Ichinose — Hmm ? Quoi donc ?

Kushida — Est-ce que tu sors avec quelqu’un ?

Ichinose — E-eeeh ? Quoi ?!

Ichinose fut prise de panique lorsqu’on lui a posa une question à laquelle elle ne s’attendait pas.

Kushida — Récemment, beaucoup de gars de différentes classes m’ont demandé si tu étais célibataire.

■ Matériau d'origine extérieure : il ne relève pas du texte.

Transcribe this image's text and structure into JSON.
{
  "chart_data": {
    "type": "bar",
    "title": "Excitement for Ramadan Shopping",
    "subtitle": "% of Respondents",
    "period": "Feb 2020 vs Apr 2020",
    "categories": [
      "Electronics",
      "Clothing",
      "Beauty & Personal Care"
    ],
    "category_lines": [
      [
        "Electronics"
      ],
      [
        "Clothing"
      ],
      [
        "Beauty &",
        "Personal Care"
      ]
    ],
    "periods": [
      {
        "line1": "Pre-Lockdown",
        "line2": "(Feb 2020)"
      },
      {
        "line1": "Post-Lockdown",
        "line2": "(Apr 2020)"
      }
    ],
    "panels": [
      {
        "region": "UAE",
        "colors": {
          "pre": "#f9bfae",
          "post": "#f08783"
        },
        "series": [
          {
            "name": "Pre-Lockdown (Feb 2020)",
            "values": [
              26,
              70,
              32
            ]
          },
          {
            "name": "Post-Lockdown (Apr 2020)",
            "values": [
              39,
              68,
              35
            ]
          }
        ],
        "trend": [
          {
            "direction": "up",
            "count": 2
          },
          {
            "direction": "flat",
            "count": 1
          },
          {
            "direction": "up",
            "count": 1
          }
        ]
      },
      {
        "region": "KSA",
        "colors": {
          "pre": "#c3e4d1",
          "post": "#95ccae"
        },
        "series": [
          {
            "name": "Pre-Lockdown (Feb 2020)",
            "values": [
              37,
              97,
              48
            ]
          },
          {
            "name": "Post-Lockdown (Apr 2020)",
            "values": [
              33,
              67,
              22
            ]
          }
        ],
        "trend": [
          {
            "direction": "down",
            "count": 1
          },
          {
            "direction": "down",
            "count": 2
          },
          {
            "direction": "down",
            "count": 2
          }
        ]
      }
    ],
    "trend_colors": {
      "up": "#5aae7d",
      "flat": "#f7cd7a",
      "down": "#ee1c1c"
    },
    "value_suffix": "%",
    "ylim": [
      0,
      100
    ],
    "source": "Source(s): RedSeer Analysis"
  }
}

La question de Kushida paraissait innocente, mais il n’en était rien. Elle savait qu’Ichinose était célibataire en ce moment, et qu’elle avait des sentiments pour Ayanokôji. Ce niveau d’information était basique pour Kushida. Elle en savait même sûrement plus sur le sujet que n’importe quel des camarades d’Ichinose, mais elle ne le montrait pas.

Ichinose — N-non, il n’y a personne !!

Kushida — Je vois. Mais tu n’as personne en vue ?

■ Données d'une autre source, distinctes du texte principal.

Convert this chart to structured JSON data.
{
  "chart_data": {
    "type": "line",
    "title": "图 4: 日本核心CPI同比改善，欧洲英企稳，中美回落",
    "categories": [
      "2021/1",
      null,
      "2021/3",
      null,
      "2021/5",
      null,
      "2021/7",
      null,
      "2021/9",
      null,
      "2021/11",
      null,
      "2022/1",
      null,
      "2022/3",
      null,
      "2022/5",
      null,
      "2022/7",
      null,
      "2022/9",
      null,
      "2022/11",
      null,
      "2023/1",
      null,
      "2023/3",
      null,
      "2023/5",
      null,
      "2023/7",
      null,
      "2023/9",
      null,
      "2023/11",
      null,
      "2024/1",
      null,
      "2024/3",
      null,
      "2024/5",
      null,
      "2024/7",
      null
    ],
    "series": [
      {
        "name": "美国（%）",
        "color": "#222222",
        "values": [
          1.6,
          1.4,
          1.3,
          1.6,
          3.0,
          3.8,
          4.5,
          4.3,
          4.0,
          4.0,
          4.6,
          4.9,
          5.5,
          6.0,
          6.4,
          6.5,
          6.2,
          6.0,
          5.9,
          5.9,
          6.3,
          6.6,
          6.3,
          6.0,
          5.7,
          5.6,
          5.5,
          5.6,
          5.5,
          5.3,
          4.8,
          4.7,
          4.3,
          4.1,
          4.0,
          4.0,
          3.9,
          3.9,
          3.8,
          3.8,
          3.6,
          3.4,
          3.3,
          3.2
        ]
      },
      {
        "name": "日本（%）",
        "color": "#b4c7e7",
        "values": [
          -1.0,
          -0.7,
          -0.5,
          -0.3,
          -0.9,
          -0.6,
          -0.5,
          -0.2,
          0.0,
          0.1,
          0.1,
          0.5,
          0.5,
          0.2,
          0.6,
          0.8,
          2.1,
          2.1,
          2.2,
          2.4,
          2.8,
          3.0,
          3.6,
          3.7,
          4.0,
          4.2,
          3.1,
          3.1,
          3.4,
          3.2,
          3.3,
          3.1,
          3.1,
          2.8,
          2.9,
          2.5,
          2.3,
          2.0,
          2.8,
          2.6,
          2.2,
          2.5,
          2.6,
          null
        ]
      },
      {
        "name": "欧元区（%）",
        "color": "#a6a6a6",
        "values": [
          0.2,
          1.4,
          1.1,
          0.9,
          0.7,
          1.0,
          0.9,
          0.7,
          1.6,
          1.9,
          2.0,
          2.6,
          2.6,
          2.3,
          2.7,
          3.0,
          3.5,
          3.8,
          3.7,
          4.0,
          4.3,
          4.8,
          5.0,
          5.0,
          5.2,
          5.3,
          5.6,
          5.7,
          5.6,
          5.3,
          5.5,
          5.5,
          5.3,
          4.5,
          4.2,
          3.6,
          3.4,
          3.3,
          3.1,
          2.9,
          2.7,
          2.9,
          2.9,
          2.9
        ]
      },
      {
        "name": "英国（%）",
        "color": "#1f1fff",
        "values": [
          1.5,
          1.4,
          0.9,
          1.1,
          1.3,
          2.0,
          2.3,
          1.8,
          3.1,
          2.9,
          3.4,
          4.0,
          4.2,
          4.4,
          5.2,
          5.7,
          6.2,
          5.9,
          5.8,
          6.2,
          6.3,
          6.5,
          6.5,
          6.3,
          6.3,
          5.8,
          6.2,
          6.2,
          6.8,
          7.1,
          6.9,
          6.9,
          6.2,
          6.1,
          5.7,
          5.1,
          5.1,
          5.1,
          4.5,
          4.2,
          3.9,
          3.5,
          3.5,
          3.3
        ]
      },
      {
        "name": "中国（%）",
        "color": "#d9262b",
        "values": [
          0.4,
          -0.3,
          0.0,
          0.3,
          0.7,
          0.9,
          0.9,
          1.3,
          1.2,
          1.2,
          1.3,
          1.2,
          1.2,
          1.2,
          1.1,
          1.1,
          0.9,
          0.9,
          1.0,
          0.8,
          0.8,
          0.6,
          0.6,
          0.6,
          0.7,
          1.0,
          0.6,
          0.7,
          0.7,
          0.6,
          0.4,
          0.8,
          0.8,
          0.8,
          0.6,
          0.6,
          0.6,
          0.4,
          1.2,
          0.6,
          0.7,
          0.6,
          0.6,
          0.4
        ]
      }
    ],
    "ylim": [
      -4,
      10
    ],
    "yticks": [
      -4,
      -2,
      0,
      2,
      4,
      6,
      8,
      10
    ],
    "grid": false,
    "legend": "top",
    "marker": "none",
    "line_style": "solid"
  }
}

La raison de cette conversation était le désir de Kushida de disséquer et de glaner le plus d’informations sur Ayanokôji ; de découvrir pourquoi elle l’aimait tant. Elle envisageait certainement la possibilité que cela puisse devenir une nouvelle arme.

Ichinose — Non, du tout !!

Mais Ichinose ne cracha pas le morceau, niant et plongeant son visage dans l’eau pour cacher son embarras. Kushida espérait profiter des confessions d’Ichinose pour parler de Karuizawa ou de quelque chose de plus approfondi, mais ça n’allait pas être si facile. Elle décida donc de déplacer le sujet vers Horikita, qu’elle avait forcé à rester.

Kushida — Et toi, Horikita-san ? Des informations croustillantes ?

Horikita — Non. 

Horikita répondit très logiquement sans une once d’hésitation, le romantisme n’ayant visiblement jamais été sa priorité.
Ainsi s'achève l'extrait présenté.